To get patients for the new enterprise, Ramos and Walford had to invest heavily in marketing — and in building relationships with attorneys. Like PI lawyers, doctors who specialize in accident cases have had to adapt to the loss of PIP coverage. Walford and Ramos agreed to provide treatment without requiring payment up front in return for a lien against any possible settlement in the case. To make it work, they'd have to rely on personal-injury lawyers to refer their banged-up clients to the "lien doctors" in the first place.
"When the tort system changed," Ramos explains, "people couldn't get care unless a doctor agreed to get payment at the end. That, or trade chickens with them or something. That means your alliances are with attorneys, whether you like it or not.
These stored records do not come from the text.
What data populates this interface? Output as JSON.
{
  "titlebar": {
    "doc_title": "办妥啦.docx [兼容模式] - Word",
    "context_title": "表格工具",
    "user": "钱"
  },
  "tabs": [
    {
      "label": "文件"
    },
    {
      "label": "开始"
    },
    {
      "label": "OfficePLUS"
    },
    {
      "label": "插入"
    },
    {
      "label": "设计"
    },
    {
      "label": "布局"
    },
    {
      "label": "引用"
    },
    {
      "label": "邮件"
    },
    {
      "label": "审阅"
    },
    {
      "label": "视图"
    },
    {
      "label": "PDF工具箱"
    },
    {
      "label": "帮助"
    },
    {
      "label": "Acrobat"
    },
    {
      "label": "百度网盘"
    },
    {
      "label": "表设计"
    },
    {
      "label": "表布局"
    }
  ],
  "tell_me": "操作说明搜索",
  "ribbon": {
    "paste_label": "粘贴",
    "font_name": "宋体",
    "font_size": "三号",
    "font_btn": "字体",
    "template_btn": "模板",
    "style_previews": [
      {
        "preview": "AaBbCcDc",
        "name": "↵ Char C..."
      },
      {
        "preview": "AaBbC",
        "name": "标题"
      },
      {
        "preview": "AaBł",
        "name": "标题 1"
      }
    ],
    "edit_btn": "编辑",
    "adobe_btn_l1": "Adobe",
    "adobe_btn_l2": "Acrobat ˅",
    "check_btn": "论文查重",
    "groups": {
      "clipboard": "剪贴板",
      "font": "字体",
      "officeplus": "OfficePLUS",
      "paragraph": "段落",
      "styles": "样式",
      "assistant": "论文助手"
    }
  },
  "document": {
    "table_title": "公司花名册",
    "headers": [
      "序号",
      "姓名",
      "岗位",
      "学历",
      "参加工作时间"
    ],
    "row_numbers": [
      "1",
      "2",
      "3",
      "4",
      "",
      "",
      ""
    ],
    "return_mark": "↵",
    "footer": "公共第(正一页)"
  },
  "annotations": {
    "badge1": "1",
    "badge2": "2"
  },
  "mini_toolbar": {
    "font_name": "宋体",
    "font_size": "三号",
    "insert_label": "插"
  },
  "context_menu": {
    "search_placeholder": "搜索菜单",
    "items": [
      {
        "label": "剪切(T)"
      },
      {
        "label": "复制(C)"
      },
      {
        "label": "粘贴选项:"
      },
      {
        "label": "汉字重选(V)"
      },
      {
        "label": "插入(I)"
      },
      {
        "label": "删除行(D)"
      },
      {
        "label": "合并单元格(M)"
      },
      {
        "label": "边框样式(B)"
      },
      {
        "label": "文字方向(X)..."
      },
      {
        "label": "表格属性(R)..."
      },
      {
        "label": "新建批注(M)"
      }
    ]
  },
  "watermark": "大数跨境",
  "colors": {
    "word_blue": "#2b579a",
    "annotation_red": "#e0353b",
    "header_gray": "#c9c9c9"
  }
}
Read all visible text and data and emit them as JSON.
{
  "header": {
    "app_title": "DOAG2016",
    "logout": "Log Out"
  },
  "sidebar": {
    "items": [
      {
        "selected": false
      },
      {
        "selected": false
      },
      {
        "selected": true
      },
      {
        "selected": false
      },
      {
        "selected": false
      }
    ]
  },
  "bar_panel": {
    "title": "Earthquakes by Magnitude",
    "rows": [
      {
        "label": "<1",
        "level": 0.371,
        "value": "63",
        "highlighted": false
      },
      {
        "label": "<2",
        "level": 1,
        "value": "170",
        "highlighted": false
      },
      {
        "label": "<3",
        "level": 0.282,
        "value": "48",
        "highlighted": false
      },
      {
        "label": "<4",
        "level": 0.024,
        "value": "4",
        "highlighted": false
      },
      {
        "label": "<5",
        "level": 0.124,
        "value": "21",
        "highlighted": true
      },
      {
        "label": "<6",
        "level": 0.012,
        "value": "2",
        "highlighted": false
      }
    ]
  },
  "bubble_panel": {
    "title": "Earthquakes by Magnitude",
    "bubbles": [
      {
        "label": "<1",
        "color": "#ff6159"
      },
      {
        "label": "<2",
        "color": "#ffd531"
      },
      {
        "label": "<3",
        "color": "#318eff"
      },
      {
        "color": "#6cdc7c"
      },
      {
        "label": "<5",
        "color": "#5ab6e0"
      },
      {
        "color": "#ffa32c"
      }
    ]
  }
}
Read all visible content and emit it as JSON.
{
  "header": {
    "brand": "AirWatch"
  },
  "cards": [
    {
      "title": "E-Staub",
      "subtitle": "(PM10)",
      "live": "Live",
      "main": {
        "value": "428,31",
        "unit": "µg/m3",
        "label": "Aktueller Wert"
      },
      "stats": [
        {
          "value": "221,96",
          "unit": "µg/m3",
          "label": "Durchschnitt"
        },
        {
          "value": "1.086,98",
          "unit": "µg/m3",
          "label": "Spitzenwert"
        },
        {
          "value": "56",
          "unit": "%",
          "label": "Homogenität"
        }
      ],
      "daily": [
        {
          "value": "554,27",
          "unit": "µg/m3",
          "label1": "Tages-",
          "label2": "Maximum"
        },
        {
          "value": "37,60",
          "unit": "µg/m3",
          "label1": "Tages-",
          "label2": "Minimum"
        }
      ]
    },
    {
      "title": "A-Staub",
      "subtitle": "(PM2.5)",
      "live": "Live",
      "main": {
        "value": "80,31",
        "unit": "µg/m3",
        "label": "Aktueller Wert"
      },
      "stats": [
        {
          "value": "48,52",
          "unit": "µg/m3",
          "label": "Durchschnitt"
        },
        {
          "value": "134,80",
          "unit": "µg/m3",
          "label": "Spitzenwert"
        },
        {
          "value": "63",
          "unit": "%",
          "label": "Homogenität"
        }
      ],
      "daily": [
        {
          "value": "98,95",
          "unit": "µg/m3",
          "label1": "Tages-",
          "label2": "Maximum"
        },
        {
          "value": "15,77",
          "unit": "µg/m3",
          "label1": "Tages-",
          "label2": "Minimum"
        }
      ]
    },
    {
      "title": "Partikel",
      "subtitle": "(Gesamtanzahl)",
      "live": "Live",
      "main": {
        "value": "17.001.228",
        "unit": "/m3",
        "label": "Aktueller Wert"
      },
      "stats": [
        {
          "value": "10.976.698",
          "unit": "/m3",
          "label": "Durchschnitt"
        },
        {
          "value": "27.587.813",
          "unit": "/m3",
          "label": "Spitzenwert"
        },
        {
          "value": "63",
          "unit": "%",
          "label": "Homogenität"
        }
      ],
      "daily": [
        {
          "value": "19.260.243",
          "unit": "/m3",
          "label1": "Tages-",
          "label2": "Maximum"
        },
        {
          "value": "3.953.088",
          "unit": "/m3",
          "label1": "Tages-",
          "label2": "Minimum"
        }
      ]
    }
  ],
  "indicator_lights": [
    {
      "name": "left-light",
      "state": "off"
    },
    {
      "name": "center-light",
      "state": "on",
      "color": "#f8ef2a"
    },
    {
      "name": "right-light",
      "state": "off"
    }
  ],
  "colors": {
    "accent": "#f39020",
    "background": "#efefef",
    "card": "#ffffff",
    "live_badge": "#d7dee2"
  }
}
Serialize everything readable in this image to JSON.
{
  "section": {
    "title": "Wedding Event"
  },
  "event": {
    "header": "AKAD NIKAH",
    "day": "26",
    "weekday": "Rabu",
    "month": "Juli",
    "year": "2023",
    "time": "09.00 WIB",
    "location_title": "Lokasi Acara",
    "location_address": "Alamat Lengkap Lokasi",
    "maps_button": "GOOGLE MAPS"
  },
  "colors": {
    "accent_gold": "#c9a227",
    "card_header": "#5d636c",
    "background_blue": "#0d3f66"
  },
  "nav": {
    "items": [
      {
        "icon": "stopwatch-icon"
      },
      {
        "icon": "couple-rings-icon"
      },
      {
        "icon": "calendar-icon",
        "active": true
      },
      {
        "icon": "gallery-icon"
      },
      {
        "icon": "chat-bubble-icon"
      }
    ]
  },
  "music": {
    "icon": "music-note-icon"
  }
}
They can be very good to you or very bad to you. They control the checkbook."
Part of the Deal, Ramos says, was that Spine and Injury Centers shelled out thousands of dollars a month for marketing, directly and indirectly, including $10,000 a month to something called the Lawyer Connection. Owned by Julia Mintz, David's wife, the Lawyer Connection ran print and TV ads promoting the Mintz Law Firm; accident victims who called the ad's toll-free number in search of legal advice would be referred to the firm for a consultation. If those callers also needed medical care, they were urged to see one of several providers. Those providers had either paid for their own ads through the Lawyer Connection or were contributing to the operation's overhead, including paying for the phone dispatchers who screened the calls. According to Ramos, Walford and a few other chiropractors around town were subsidizing Mintz's marketing efforts in return for having Mintz clients referred to them for treatment.